The truth is, you can only live in the here and now. This is the only moment in which you can many any changes. When you identify with stress, tension overwhelm or chronic pain, you may think of it as a long-term problem or life sentence, and this attitude can take you out of the present moment and increase your suffering. Mindfulness teaches you to be here and now. You don’t know what the future may bring, and you really don’t know if the stress and pain will last forever. Through mindfulness practice, you can learn to be with pain one moment at a time and develop an attitude of “let’s see if I can be with pain at this moment. If pain arises in the next moment, I’ll deal with it then.

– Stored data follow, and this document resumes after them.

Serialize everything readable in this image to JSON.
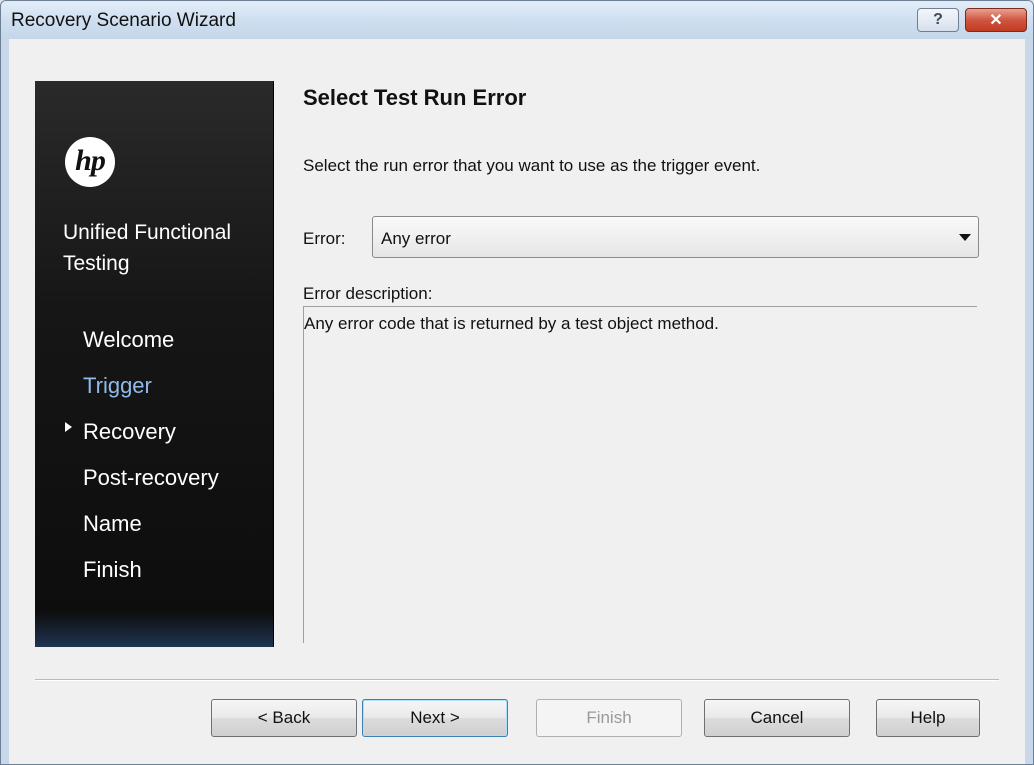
{
  "window": {
    "title": "Recovery Scenario Wizard",
    "help_glyph": "?",
    "close_glyph": "✕"
  },
  "sidebar": {
    "logo_text": "hp",
    "product_name_line1": "Unified Functional",
    "product_name_line2": "Testing",
    "active_index": 1,
    "steps": [
      {
        "label": "Welcome"
      },
      {
        "label": "Trigger"
      },
      {
        "label": "Recovery"
      },
      {
        "label": "Post-recovery"
      },
      {
        "label": "Name"
      },
      {
        "label": "Finish"
      }
    ]
  },
  "main": {
    "heading": "Select Test Run Error",
    "instruction": "Select the run error that you want to use as the trigger event.",
    "error_label": "Error:",
    "error_value": "Any error",
    "description_label": "Error description:",
    "description_text": "Any error code that is returned by a test object method."
  },
  "buttons": {
    "back": "< Back",
    "next": "Next >",
    "finish": "Finish",
    "cancel": "Cancel",
    "help": "Help"
  },
  "colors": {
    "active_step": "#8fbbe9",
    "close_button": "#c23b22",
    "default_button_border": "#3c7fb1"
  }
}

As you deepen your practice of mindfulness, you’ll reconnect with yourself and discover new strategies to work with tension and pain. As you learn to let go of the past and not to cling to a specific vision of the future, you’ll be able to see things as they are in the moment, with a growing sense of freedom and possibilities.
Mindful Breathing
Instructions for mindful breathing
You can do mindful breathing in any position – sitting, lying down, or standing or even while moving about.
- Take a comfortable position, one that supports you in being awake.
- Turn your attention on purpose to the direct physical sensations happening as you breathe. You may wish to close your eyes if it helps you focus attention on your breath sensations.
- Find a place in your body, the tip of your nose, or your abdomen, for example, when you can actually feel the breath moving in and out.
- Rest your attention where you can feel your breath most easily.